BMKG Catat 1.378 Gempa Susulan Pascagempa M 7,6 di Maluku Utara

BMKG Catat 1.378 Gempa Susulan Pascagempa M 7,6 di Maluku Utara

ilustrasi gempa--

DISWAY.ID - Badan Meteorologi, Klimatologi, dan Geofisika (BMKG) melaporkan ribuan gempa susulan masih terjadi setelah gempa utama berkekuatan magnitudo 7,6 yang mengguncang wilayah Maluku Utara pada 2 April 2026. Aktivitas seismik tersebut diperkirakan masih akan berlangsung hingga beberapa pekan ke depan sebelum benar-benar mereda.

Deputi Bidang Geofisika BMKG, Nelly Florida Riama menyampaikan bahwa hingga pemantauan terakhir pada Kamis pagi, jumlah gempa susulan yang tercatat sudah mencapai lebih dari seribu kejadian.

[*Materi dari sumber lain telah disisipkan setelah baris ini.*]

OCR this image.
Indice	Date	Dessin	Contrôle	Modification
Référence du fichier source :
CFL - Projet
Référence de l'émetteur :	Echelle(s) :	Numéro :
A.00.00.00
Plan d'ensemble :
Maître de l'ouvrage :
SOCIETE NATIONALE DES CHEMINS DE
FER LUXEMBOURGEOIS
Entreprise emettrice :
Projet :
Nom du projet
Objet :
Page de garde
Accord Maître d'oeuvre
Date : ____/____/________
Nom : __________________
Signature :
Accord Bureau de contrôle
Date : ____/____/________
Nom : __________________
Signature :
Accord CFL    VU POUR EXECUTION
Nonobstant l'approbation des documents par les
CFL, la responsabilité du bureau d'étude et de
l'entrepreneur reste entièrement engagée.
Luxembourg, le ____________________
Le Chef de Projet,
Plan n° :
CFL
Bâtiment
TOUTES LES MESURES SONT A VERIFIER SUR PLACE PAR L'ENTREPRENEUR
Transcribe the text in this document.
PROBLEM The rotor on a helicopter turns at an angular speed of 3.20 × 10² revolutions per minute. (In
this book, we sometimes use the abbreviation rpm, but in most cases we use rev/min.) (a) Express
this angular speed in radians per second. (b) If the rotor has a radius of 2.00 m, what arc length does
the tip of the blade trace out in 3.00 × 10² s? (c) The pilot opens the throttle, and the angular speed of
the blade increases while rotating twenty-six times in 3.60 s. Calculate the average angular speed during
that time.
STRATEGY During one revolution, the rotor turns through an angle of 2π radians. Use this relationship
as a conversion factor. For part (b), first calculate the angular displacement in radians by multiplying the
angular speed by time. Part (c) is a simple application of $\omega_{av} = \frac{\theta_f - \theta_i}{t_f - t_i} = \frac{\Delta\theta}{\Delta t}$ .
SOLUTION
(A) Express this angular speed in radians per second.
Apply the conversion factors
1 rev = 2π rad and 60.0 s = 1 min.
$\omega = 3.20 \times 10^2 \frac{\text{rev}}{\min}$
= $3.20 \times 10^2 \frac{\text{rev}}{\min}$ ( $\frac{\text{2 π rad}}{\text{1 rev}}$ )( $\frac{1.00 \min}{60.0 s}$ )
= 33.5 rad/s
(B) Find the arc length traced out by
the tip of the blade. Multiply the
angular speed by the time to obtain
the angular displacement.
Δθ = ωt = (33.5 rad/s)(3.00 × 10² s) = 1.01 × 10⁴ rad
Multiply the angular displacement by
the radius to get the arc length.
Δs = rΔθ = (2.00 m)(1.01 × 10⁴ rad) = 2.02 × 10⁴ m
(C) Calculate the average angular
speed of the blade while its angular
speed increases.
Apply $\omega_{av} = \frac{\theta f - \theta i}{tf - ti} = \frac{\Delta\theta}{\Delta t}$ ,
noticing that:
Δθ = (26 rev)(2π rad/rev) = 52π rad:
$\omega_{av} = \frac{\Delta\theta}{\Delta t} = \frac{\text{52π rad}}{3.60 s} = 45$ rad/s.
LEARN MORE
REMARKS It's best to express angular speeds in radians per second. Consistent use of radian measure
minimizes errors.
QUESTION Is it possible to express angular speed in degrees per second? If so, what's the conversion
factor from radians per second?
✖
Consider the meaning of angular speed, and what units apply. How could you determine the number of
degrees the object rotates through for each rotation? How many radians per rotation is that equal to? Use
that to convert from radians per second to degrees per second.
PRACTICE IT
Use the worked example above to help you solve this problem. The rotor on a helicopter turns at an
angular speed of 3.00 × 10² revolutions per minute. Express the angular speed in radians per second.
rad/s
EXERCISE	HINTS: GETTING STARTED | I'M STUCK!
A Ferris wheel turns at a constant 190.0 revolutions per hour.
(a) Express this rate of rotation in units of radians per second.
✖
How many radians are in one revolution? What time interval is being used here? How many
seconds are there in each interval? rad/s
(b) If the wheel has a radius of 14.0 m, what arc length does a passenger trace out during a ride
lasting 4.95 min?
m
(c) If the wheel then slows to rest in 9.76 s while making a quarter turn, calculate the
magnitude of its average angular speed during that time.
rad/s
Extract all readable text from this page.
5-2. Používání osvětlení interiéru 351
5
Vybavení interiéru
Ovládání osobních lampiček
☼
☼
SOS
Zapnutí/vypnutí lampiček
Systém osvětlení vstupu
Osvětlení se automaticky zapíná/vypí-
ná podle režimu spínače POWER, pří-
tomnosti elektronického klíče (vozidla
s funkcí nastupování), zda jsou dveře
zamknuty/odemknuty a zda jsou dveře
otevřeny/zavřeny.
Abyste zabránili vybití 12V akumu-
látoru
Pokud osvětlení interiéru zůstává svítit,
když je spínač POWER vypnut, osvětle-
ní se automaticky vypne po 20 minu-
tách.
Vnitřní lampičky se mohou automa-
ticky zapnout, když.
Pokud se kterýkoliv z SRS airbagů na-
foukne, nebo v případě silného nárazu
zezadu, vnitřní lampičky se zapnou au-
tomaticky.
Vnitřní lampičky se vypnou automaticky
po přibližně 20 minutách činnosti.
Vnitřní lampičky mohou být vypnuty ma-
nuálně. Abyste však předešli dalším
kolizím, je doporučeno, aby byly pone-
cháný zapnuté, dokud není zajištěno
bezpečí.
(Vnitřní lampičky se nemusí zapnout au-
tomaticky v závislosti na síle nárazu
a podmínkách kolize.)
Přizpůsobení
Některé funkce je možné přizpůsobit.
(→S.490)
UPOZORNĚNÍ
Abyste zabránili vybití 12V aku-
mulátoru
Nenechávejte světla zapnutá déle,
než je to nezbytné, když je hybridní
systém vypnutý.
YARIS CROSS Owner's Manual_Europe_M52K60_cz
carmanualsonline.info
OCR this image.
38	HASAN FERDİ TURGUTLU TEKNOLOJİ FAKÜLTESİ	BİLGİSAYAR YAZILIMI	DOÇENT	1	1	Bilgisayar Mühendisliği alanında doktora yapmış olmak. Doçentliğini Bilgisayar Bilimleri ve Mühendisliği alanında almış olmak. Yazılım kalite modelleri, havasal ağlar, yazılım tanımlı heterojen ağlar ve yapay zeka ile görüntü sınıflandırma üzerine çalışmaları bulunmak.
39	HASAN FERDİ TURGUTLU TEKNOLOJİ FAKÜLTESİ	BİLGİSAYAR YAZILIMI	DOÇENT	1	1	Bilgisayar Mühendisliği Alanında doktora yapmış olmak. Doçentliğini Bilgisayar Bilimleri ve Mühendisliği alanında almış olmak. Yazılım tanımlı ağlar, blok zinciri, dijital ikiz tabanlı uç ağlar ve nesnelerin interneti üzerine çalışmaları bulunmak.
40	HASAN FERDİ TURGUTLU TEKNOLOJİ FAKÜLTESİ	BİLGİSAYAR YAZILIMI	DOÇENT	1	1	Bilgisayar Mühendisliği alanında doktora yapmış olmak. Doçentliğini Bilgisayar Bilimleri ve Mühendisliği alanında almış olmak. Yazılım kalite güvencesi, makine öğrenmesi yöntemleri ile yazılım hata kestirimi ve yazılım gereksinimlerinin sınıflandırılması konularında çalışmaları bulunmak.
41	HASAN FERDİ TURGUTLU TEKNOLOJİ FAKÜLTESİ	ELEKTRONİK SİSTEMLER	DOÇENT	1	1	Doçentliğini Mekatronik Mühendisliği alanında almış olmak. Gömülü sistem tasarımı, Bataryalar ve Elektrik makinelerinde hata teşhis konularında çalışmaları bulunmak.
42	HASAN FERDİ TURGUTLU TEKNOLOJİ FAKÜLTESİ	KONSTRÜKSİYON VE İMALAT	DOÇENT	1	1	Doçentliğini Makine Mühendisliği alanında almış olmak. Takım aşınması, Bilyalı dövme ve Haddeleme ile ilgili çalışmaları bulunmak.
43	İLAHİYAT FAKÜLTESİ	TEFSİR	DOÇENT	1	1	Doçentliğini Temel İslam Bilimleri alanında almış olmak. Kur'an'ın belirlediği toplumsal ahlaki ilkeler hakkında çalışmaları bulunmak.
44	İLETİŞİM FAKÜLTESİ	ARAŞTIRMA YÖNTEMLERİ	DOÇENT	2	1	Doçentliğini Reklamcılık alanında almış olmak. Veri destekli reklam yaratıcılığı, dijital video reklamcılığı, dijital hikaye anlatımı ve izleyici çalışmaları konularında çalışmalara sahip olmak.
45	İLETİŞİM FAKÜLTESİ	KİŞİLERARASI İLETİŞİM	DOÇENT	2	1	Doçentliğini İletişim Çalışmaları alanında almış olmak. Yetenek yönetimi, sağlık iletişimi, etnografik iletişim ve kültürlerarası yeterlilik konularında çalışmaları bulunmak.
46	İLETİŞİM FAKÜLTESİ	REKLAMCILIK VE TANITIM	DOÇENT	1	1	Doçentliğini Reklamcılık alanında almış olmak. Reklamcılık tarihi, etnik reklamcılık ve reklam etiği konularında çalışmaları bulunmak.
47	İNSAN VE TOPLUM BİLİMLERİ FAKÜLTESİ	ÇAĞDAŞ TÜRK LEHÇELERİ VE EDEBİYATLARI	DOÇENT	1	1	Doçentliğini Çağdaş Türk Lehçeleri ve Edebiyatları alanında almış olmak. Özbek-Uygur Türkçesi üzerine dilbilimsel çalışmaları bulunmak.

Badan Meteorologi, Klimatologi, dan Geofisika (BMKG) mencatat sebanyak 1.378 gempa susulan terjadi pascagempa utama magnitudo 7,6 di Maluku Utara, dengan aktivitas seismik diperkirakan baru akan meluruh sepenuhnya dalam kurun waktu dua hingga tiga minggu sejak kejadian pada 2 April 2026.

Ia menjelaskan, dari total gempa susulan yang tercatat hingga pukul 06.00 WIB, sebagian di antaranya masih dirasakan oleh masyarakat di sejumlah wilayah.

“Meskipun tren menunjukkan penurunan, intensitas gempa selama masa peluruhan ini bersifat fluktuatif, sehingga getaran yang dirasakan sesekali mungkin masih muncul sebelum kondisi benar-benar stabil,” kata Nelly.

Data pemantauan harian BMKG menunjukkan jumlah gempa susulan terus mengalami penurunan secara bertahap. Pada hari pertama setelah gempa utama, tercatat sebanyak 394 kejadian gempa susulan.

Jumlah tersebut kemudian berkurang menjadi 91 kejadian pada hari keenam, dan kembali turun menjadi 63 kejadian pada hari ketujuh setelah gempa utama terjadi.

Menurut para ahli seismologi BMKG, seluruh rangkaian gempa susulan tersebut merupakan bagian dari proses alami pelepasan energi akibat gempa utama. Secara statistik, aktivitas tersebut diperkirakan akan mereda dalam beberapa minggu mendatang.

Di sisi lain, BMKG juga memastikan tim survei gabungan masih terus melakukan pengecekan dampak gempa di lapangan. Tim tersebut terdiri dari unsur pusat BMKG, Balai Besar Meteorologi Klimatologi dan Geofisika Wilayah IV, serta Unit Pelaksana Teknis di Maluku Utara dan Sulawesi Utara.

Berdasarkan hasil survei makroseismik, tingkat guncangan tertinggi tercatat mencapai skala VII MMI di Kecamatan Pulau Batang Dua. Tingkat guncangan ini dinilai sesuai dengan peta intensitas gempa yang sebelumnya telah dirilis BMKG.

Selain itu, tim juga menemukan jejak rendaman tsunami dengan ketinggian antara 0,5 hingga 1,5 meter di sejumlah wilayah pesisir. Lokasi yang teridentifikasi antara lain Bitung, Pulau Lembeh, Minahasa Utara, serta Minahasa Tenggara.

Temuan tersebut dinilai sejalan dengan peringatan dini tsunami berstatus siaga yang sempat dikeluarkan saat gempa utama terjadi.

Untuk meningkatkan keselamatan masyarakat selama masa pemulihan, BMKG juga melakukan pengukuran mikrozonasi. Langkah ini bertujuan memetakan kerentanan tanah terhadap potensi likuefaksi dan longsor di wilayah terdampak.

Selain itu, sosialisasi mitigasi bencana kepada masyarakat juga terus digencarkan guna mencegah penyebaran informasi yang tidak benar terkait aktivitas gempa.